Doch letztlich tut er nur eines: er lehrt zuzuhören.

Davon ausgehend sind die Anwendungsfelder immens. Das Erlernen einer Sprache ist ein gutes Beispiel. Die Geburtsvorbereitung ist ein weiteres, denn gut zuhören ist vielleicht ein notwendiges Element, um:

  • Seine Schwangerschaft gut zu erleben

  • gut mit seinem Baby zu kommunizieren

  • gut zu gebären

  • sein Baby gut zu empfangen…

Die beiden Anwendungen stellen keine pathologische Situation dar. Es handelt sich um eine Stütze. Von diesem Punkt aus können wir uns fragen:

  • Wie sind wir dazu gekommen, an eine Geburtsvorbereitung nach der Methode Alfred Tomatis zu denken?

  • Was können die Auswirkungen einer Schwangerschaft sein, die „unter" dem Elektronischen Ohr erlebt wird?

  • Wie wird sie in die Praxis umgesetzt?

Geburtsvorbereitung

1 - Ursprung der phonischen Vorbereitung

Obwohl er der Verfasser von „La Nuit utérine" ist, einem Werk, das die intrauterine Umgebung des Fötus beschreibt, steht Tomatis nicht direkt am Ursprung der phonischen Vorbereitung. Die Ausarbeitung der Kommunikation schon vom intrauterinen Leben an ist eine aus seinen Arbeiten heraus ins Licht gesetzte Theorie. Sie ist die Grundlage seines therapeutischen Prinzips unter dem Elektronischen Ohr. Doch diese Methode, auf die Schwangerschaft angewandt, verdanken wir einer Hebamme und einem Geburtshelfer.

Da er von der Theorie verführt war und die Geburtsvorbereitungskurse verbessern wollte, hat die Abteilung von Professor KLOPFENSTEIN, in einer Entbindungsklinik im Osten Frankreichs, eine Vorbereitung unter dem Elektronischen Ohr versucht.
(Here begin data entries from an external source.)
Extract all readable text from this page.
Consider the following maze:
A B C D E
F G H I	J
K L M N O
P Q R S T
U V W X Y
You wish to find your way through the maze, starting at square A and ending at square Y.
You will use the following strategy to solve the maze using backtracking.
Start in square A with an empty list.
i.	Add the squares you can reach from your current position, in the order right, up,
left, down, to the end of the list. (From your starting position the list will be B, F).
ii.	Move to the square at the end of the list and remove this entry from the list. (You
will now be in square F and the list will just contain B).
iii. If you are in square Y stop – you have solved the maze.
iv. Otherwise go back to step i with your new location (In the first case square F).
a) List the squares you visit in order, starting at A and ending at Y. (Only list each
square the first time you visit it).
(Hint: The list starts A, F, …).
Wir waren im Jahr 1987. Diese Initiative wurde mit großer Zurückhaltung und Skepsis vom Pflegepersonal aufgenommen.

Die Hebamme, Marie OUVRARD, hatte während ihrer in Marokko verbrachten Jahre die Bedeutung des Gesangs und Tanzes in dieser Kultur sowie die Auswirkung, die das im Moment der Geburt haben konnte, geahnt. Tatsächlich beobachtete sie zahlreiche durchaus harmonische Geburten, während es dort keine Struktur von Vorbereitungskursen gab. Die Vorbereitung ging gewissermaßen aus ihrer kulturellen Tradition hervor und sicherte ein physisches und psychologisches Wohlbefinden bei der schwangeren Frau. Aus dieser bedeutenden Stellung der Musik für den Körper und den Geist wurde in Frankreich das Interesse für eine phonische Vorbereitung geweckt.

Den Frauen Entspannung und Dynamik sichern, damit sie sich während ihrer Schwangerschaft in bester Form fühlen. Den Beginn der Kommunikation mit dem Kind gut erleben und von da aus einen Einfluss auf den Augenblick der Geburt tragen.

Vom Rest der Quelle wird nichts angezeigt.